Almost two years after the Durbin “swipe fee” amendment was signed into law as part of the sweeping Dodd-Frank Wall Street Reform and Consumer Protection Act, the Federal Reserve reported that the average interchange fee has nearly been halved. Under the Durbin amendment, the Federal Reserve set rules that placed a cap on swipe fees for debit cards at 21 cents.
The bill was signed into law by President Obama in July 2010. The American Booksellers Association had advocated in favor of the Durbin amendment, joining with more than 200 national and state organizations representing a diverse array of small businesses.

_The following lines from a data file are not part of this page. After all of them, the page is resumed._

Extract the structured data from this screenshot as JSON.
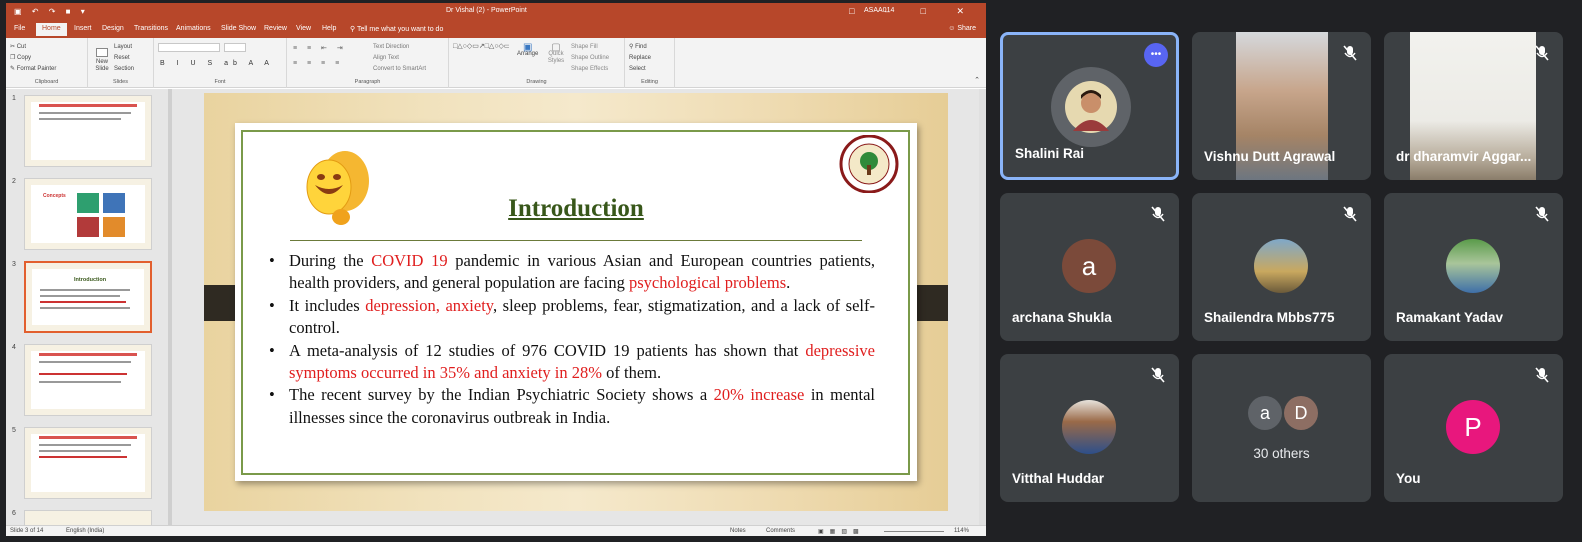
{
  "ppt": {
    "window_title": "Dr Vishal (2) - PowerPoint",
    "user": "ASAA014",
    "share_label": "Share",
    "tabs": [
      "File",
      "Home",
      "Insert",
      "Design",
      "Transitions",
      "Animations",
      "Slide Show",
      "Review",
      "View",
      "Help",
      "Tell me what you want to do"
    ],
    "active_tab": "Home",
    "ribbon": {
      "clipboard": {
        "label": "Clipboard",
        "cut": "Cut",
        "copy": "Copy",
        "format_painter": "Format Painter",
        "paste": "Paste"
      },
      "slides": {
        "label": "Slides",
        "new_slide": "New Slide",
        "layout": "Layout",
        "reset": "Reset",
        "section": "Section"
      },
      "font": {
        "label": "Font"
      },
      "paragraph": {
        "label": "Paragraph",
        "text_direction": "Text Direction",
        "align_text": "Align Text",
        "convert_smartart": "Convert to SmartArt"
      },
      "drawing": {
        "label": "Drawing",
        "arrange": "Arrange",
        "quick_styles": "Quick Styles",
        "shape_fill": "Shape Fill",
        "shape_outline": "Shape Outline",
        "shape_effects": "Shape Effects"
      },
      "editing": {
        "label": "Editing",
        "find": "Find",
        "replace": "Replace",
        "select": "Select"
      }
    },
    "thumbnails": [
      {
        "num": "1"
      },
      {
        "num": "2",
        "title": "Concepts"
      },
      {
        "num": "3",
        "title": "Introduction"
      },
      {
        "num": "4"
      },
      {
        "num": "5"
      },
      {
        "num": "6"
      }
    ],
    "selected_slide": 3,
    "status": {
      "slide": "Slide 3 of 14",
      "language": "English (India)",
      "notes": "Notes",
      "comments": "Comments",
      "zoom": "114%"
    },
    "slide": {
      "heading": "Introduction",
      "bullets": [
        {
          "a": "During the ",
          "b": "COVID 19",
          "c": " pandemic in various Asian and European countries patients, health providers, and general population are facing ",
          "d": "psychological problems",
          "e": "."
        },
        {
          "a": "It includes ",
          "b": "depression, anxiety",
          "c": ", sleep problems, fear, stigmatization, and a lack of self-control."
        },
        {
          "a": "A meta-analysis of 12 studies of 976 COVID 19 patients has shown that ",
          "b": "depressive symptoms occurred in 35% and anxiety in 28%",
          "c": " of them."
        },
        {
          "a": "The recent survey by the Indian Psychiatric Society shows a ",
          "b": "20% increase",
          "c": " in mental illnesses since the coronavirus outbreak in India."
        }
      ]
    }
  },
  "meet": {
    "tiles": [
      {
        "name": "Shalini Rai",
        "type": "photo",
        "more": "•••",
        "active": true
      },
      {
        "name": "Vishnu Dutt Agrawal",
        "type": "video"
      },
      {
        "name": "dr dharamvir Aggar...",
        "type": "video2"
      },
      {
        "name": "archana Shukla",
        "type": "letter",
        "letter": "a",
        "color": "#7b4a3a"
      },
      {
        "name": "Shailendra Mbbs775",
        "type": "photo2"
      },
      {
        "name": "Ramakant Yadav",
        "type": "photo3"
      },
      {
        "name": "Vitthal Huddar",
        "type": "photo4"
      },
      {
        "name": "30 others",
        "type": "others",
        "letters": [
          "a",
          "D"
        ]
      },
      {
        "name": "You",
        "type": "letter",
        "letter": "P",
        "color": "#e8177d"
      }
    ]
  }
}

As part of its rulemaking process, the Federal Reserve collected 2009 data from payment card networks that indicated the average interchange fee for all issuers was $0.43. Further data collected by the central bank shows that the average interchange fee per transaction received by non-exempt issuers in the fourth quarter of 2011 declined by 45 percent, from $0.43 in 2009 to $0.24. As for signature debit and PIN debit transactions, the average interchange fee per signature debit transaction declined by 57 percent for non-exempt issuers, but only 8 percent for exempt issuers, the central bank reported.

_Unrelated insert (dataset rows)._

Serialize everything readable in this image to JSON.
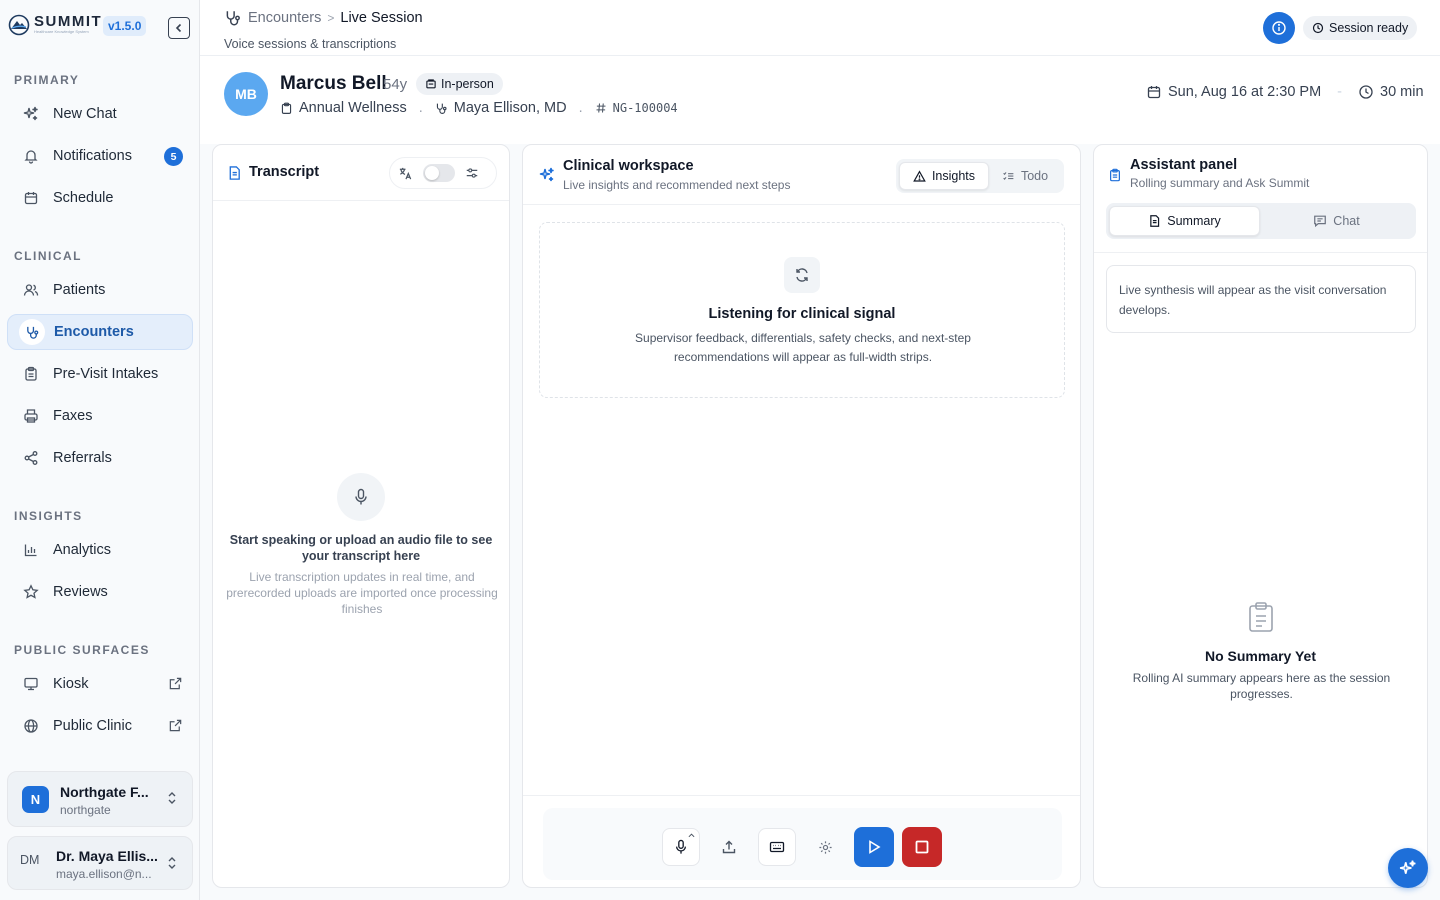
{
  "app": {
    "brand": "SUMMIT",
    "brand_tagline": "Healthcare Knowledge System",
    "version": "v1.5.0"
  },
  "sidebar": {
    "sections": [
      {
        "label": "PRIMARY"
      },
      {
        "label": "CLINICAL"
      },
      {
        "label": "INSIGHTS"
      },
      {
        "label": "PUBLIC SURFACES"
      }
    ],
    "items": [
      {
        "label": "New Chat",
        "icon": "sparkles-icon"
      },
      {
        "label": "Notifications",
        "icon": "bell-icon",
        "badge": "5"
      },
      {
        "label": "Schedule",
        "icon": "calendar-icon"
      },
      {
        "label": "Patients",
        "icon": "users-icon"
      },
      {
        "label": "Encounters",
        "icon": "stethoscope-icon",
        "active": true
      },
      {
        "label": "Pre-Visit Intakes",
        "icon": "clipboard-icon"
      },
      {
        "label": "Faxes",
        "icon": "printer-icon"
      },
      {
        "label": "Referrals",
        "icon": "share-icon"
      },
      {
        "label": "Analytics",
        "icon": "bar-chart-icon"
      },
      {
        "label": "Reviews",
        "icon": "star-icon"
      },
      {
        "label": "Kiosk",
        "icon": "monitor-icon",
        "external": true
      },
      {
        "label": "Public Clinic",
        "icon": "globe-icon",
        "external": true
      }
    ],
    "org": {
      "initial": "N",
      "name": "Northgate F...",
      "slug": "northgate"
    },
    "user": {
      "initials": "DM",
      "name": "Dr. Maya Ellis...",
      "email": "maya.ellison@n..."
    }
  },
  "header": {
    "breadcrumb_parent": "Encounters",
    "breadcrumb_sep": ">",
    "breadcrumb_current": "Live Session",
    "subtitle": "Voice sessions & transcriptions",
    "session_status": "Session ready"
  },
  "patient": {
    "initials": "MB",
    "name": "Marcus Bell",
    "age": "54y",
    "mode": "In-person",
    "visit_type": "Annual Wellness",
    "sep": ".",
    "provider": "Maya Ellison, MD",
    "record_id": "NG-100004",
    "datetime": "Sun, Aug 16 at 2:30 PM",
    "right_sep": "-",
    "duration": "30 min"
  },
  "transcript": {
    "title": "Transcript",
    "empty_title": "Start speaking or upload an audio file to see your transcript here",
    "empty_sub": "Live transcription updates in real time, and prerecorded uploads are imported once processing finishes"
  },
  "workspace": {
    "title": "Clinical workspace",
    "subtitle": "Live insights and recommended next steps",
    "tabs": [
      {
        "label": "Insights",
        "active": true
      },
      {
        "label": "Todo"
      }
    ],
    "listening_title": "Listening for clinical signal",
    "listening_sub": "Supervisor feedback, differentials, safety checks, and next-step recommendations will appear as full-width strips."
  },
  "assistant": {
    "title": "Assistant panel",
    "subtitle": "Rolling summary and Ask Summit",
    "tabs": [
      {
        "label": "Summary",
        "active": true
      },
      {
        "label": "Chat"
      }
    ],
    "synthesis_note": "Live synthesis will appear as the visit conversation develops.",
    "empty_title": "No Summary Yet",
    "empty_sub": "Rolling AI summary appears here as the session progresses."
  },
  "colors": {
    "accent": "#1e6fd9",
    "stop": "#c62828",
    "active_nav_bg": "#e4eefb"
  }
}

While the lower average interchange fee is good news, retailers had been hoping for an interchange cap lower than $0.21 when the rulemaking process began.
In June 2011, when the Federal Reserve set the swipe fee cap at 21 cents, up from an initial proposed cap of 12 cents, it was met with disappointment from retailers, who believed the cap-fee increase was the result of aggressive lobbying by banks and credit card companies.

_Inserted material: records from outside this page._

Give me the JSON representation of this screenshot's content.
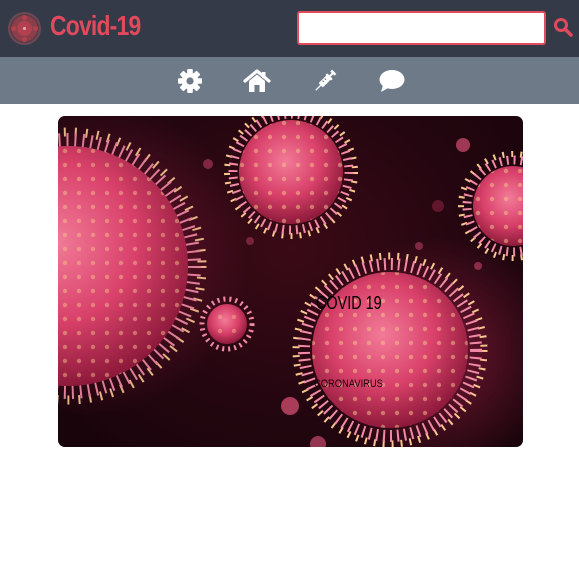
{
  "header": {
    "brand": "Covid-19",
    "search": {
      "value": "",
      "placeholder": ""
    },
    "search_icon": "search-icon",
    "logo_icon": "virus-logo-icon"
  },
  "nav": {
    "items": [
      {
        "icon": "gear-icon"
      },
      {
        "icon": "home-icon"
      },
      {
        "icon": "syringe-icon"
      },
      {
        "icon": "chat-bubble-icon"
      }
    ]
  },
  "hero": {
    "title": "COVID 19",
    "subtitle": "CORONAVIRUS"
  },
  "colors": {
    "accent": "#e04a5c",
    "topbar": "#343a48",
    "navbar": "#6f7a89",
    "icon": "#ffffff"
  }
}
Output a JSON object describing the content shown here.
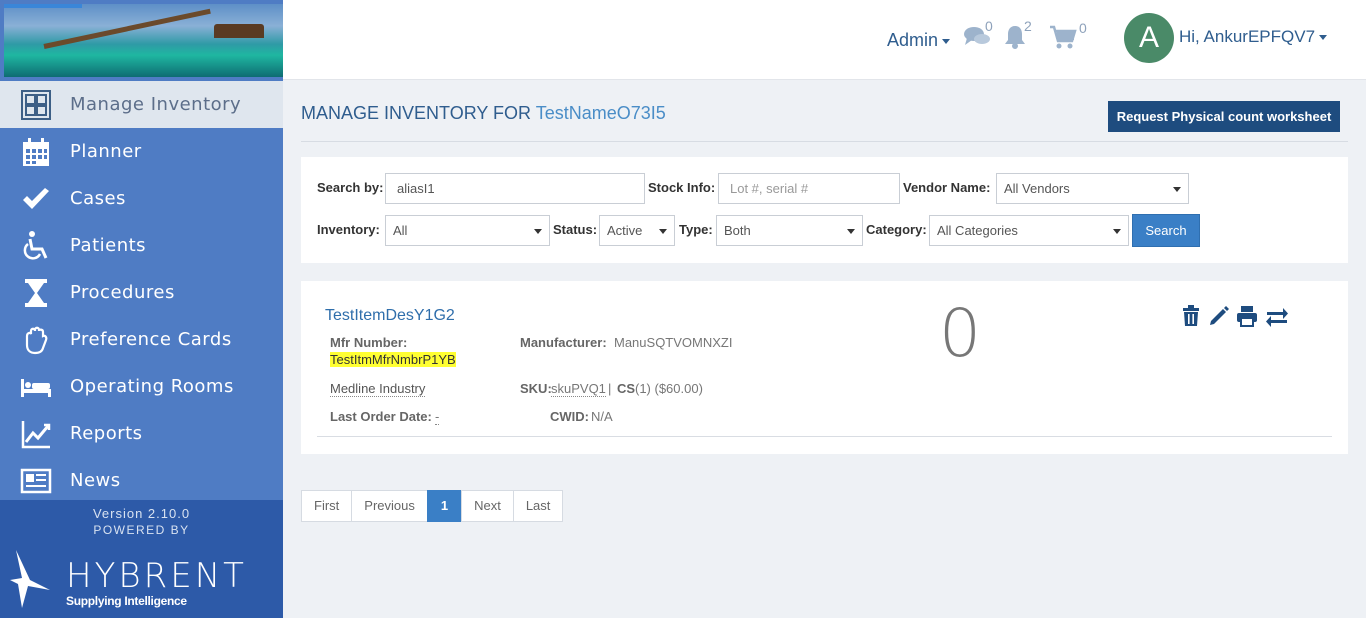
{
  "header": {
    "admin_label": "Admin",
    "messages_count": "0",
    "notifications_count": "2",
    "cart_count": "0",
    "avatar_initial": "A",
    "user_greeting": "Hi, AnkurEPFQV7"
  },
  "sidebar": {
    "items": [
      {
        "label": "Manage Inventory",
        "icon": "inventory-icon"
      },
      {
        "label": "Planner",
        "icon": "calendar-icon"
      },
      {
        "label": "Cases",
        "icon": "checkmark-icon"
      },
      {
        "label": "Patients",
        "icon": "wheelchair-icon"
      },
      {
        "label": "Procedures",
        "icon": "hourglass-icon"
      },
      {
        "label": "Preference Cards",
        "icon": "hand-icon"
      },
      {
        "label": "Operating Rooms",
        "icon": "bed-icon"
      },
      {
        "label": "Reports",
        "icon": "chart-line-icon"
      },
      {
        "label": "News",
        "icon": "newspaper-icon"
      }
    ],
    "version": "Version 2.10.0",
    "powered_by": "POWERED BY",
    "brand": "HYBRENT",
    "tagline": "Supplying Intelligence"
  },
  "page": {
    "title_prefix": "MANAGE INVENTORY FOR",
    "title_link": "TestNameO73I5",
    "request_button": "Request Physical count worksheet"
  },
  "filters": {
    "search_by_label": "Search by:",
    "search_by_value": "aliasI1",
    "stock_info_label": "Stock Info:",
    "stock_info_placeholder": "Lot #, serial #",
    "vendor_label": "Vendor Name:",
    "vendor_value": "All Vendors",
    "inventory_label": "Inventory:",
    "inventory_value": "All",
    "status_label": "Status:",
    "status_value": "Active",
    "type_label": "Type:",
    "type_value": "Both",
    "category_label": "Category:",
    "category_value": "All Categories",
    "search_button": "Search"
  },
  "item": {
    "description": "TestItemDesY1G2",
    "mfr_number_label": "Mfr Number:",
    "mfr_number_value": "TestItmMfrNmbrP1YB",
    "manufacturer_label": "Manufacturer:",
    "manufacturer_value": "ManuSQTVOMNXZI",
    "vendor": "Medline Industry",
    "sku_label": "SKU:",
    "sku_value": "skuPVQ1",
    "separator": "|",
    "uom_label": "CS",
    "uom_detail": "(1) ($60.00)",
    "last_order_label": "Last Order Date:",
    "last_order_value": "-",
    "cwid_label": "CWID:",
    "cwid_value": "N/A",
    "quantity": "0"
  },
  "pagination": {
    "first": "First",
    "previous": "Previous",
    "current": "1",
    "next": "Next",
    "last": "Last"
  }
}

In December 2011, the National Retail Federation along with the Food Marketing Institute (FMI), the National Association of Convenience Stores (NACS), and two retailers, filed a lawsuit charging the Federal Reserve of failing to follow key swipe-fee requirements of Dodd-Frank , NRF’s Washington Retail Insight reported.
The groups argued that the Federal Reserve adopted a “flawed cap” on debit card swipe fees. NRF and the other groups contend the failure has allowed big banks to continue charging unjustifiably high swipe fees and has discouraged price competition among credit card networks.
In response to the Fed’s recent report, NRF Senior Vice President and General Counsel Mallory Duncan said in a statement, “We believe the numbers for the big banks are too high and had the Fed followed the law there would be significantly greater savings for merchants and their customers. This is working the way the Fed set it up to work, but the Fed didn’t fully comply with what Congress required. This is better than paying the full monopoly prices we paid before, but they are still partial monopoly prices.”